You are doing things the hard way. Let's start again: we have the recursions
u_i = q*u_{i-1} + p*u_{i+1}, i > 1
u_1 = q + p*u_2.
Also: we need 0 ≤ u_i ≤ 1, since u_i is a probability.

There is one more bit of input we need to supply, and it can be done either using intuition or using some previously proven properties about the system. Here is the issue: what do we expect to see if p > q? In this case the system tends to "drift to the right", since p > 1/2 means that the move i -> i+1 has greater than 50% chance. We might expect, therefore, that there is a chance the system never hits 0, starting from i >= 1. Let us assume that, so u_{i_0} = f < 1 for some i_0 > 1. (That is where intuition comes into play.) In order to hit 0 from 2i_0, we must first hit i_0, then go from i_0 to 0. However, hitting i_0 from 2i_0 is the same as hitting 0 from i_0, so u_{2i_0} = u_{i_0}*u_{i_0} = f^2. In general, u_{ki_0} = f^k → 0 as k → ∞; that is, we have u_i → 0 as i → ∞.

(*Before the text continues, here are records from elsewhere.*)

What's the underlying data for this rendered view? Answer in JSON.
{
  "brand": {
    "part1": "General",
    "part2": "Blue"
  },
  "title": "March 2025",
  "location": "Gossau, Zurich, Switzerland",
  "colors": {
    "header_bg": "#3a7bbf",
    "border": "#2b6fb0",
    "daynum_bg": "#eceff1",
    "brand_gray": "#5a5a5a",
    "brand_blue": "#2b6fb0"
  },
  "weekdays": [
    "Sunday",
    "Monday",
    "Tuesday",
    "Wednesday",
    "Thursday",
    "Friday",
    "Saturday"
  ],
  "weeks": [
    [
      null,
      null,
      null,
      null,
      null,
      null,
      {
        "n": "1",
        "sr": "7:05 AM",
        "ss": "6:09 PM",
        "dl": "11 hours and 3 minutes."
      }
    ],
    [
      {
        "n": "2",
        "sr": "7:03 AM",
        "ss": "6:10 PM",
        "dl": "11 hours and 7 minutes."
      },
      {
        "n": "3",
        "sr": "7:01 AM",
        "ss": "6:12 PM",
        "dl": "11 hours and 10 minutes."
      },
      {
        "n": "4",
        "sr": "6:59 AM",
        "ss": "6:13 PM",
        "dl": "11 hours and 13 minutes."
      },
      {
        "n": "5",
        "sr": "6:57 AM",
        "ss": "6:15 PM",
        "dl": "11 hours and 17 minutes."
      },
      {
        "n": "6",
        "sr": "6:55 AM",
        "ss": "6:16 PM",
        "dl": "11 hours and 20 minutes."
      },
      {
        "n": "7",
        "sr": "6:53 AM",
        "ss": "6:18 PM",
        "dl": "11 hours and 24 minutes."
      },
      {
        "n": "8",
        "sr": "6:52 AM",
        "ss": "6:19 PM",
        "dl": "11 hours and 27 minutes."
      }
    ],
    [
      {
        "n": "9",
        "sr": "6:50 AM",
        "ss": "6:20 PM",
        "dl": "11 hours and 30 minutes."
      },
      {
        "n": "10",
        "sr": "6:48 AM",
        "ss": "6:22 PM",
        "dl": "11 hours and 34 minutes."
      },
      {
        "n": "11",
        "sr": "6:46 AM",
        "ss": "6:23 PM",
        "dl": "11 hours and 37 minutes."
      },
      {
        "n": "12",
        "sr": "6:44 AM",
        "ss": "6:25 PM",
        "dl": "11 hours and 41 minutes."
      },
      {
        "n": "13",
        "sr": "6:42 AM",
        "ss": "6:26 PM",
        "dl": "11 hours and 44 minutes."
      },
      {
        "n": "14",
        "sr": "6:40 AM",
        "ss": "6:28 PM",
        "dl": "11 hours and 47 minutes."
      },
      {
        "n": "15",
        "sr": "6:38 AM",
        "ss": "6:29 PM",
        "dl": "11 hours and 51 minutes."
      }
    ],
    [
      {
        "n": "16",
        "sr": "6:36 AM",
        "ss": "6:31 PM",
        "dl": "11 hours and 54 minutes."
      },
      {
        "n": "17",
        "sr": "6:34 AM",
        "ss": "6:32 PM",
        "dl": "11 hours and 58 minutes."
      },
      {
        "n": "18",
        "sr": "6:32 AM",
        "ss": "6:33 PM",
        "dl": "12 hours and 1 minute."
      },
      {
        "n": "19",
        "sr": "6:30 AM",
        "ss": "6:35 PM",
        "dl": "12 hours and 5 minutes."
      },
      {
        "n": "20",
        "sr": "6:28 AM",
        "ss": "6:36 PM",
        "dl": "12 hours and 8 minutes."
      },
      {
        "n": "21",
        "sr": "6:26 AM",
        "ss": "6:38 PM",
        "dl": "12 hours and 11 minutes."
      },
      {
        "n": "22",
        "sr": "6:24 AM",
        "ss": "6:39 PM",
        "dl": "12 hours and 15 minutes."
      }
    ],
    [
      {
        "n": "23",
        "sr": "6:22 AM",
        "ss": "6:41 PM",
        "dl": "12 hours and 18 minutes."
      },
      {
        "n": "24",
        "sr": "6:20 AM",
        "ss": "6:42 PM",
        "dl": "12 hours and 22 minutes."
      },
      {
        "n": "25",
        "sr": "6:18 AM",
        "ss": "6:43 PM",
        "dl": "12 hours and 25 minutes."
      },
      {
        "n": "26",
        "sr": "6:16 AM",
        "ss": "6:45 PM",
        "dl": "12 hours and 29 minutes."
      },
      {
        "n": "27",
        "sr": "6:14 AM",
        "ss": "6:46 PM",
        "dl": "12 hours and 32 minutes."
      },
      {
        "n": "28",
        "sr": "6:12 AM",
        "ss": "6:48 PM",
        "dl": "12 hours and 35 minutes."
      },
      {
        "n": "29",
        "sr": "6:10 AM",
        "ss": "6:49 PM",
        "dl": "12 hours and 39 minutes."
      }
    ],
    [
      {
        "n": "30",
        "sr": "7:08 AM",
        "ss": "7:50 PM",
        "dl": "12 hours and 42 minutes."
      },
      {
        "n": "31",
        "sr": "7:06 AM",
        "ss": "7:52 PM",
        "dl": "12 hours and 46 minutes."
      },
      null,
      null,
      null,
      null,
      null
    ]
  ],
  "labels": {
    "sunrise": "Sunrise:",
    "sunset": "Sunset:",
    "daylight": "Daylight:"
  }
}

At this point we just have an algebra problem involving the solution of a recursion, together with some bounds and boundary conditions. Now there are two ways to go: (1) guess the form of solution; or (2) use a systematic approach via generating functions. Let's leave (2) for another time, and go with (1): we guess a solution of the form u_i = r^i. The recursion implies r^i = q*r^(i-1) + p*r^(i+1), or r = q + p*r^2. If p ≠ q this quadratic equation has two roots: r1 = 1 and r2 = q/p (remembering that q = 1-p). So, we have
u_i = A + B*(q/p)^i.
(i) If q > p, what must be the value of B? Why? Using both the recursion and the formula for u_1, what does that say about A?
(ii) If q < p the algebra alone does not supply enough information to give a unique solution, but we have already obtained the result u_i → 0 for large i. For u_i = A + (q/p)^i, what does this behavior say about A? Now, what is the value of B?
(ii) p = q = 1/2. This is a "boundary"case. Now we have a recursion in which r = 1 is a double root of the quadratic, and it is known that when a root r is double, both r^i and i*r^i satisfy the recursion. So, we have u_i = A + B*i. Using the conditions on u_i, you can easily determine A and B.

RGV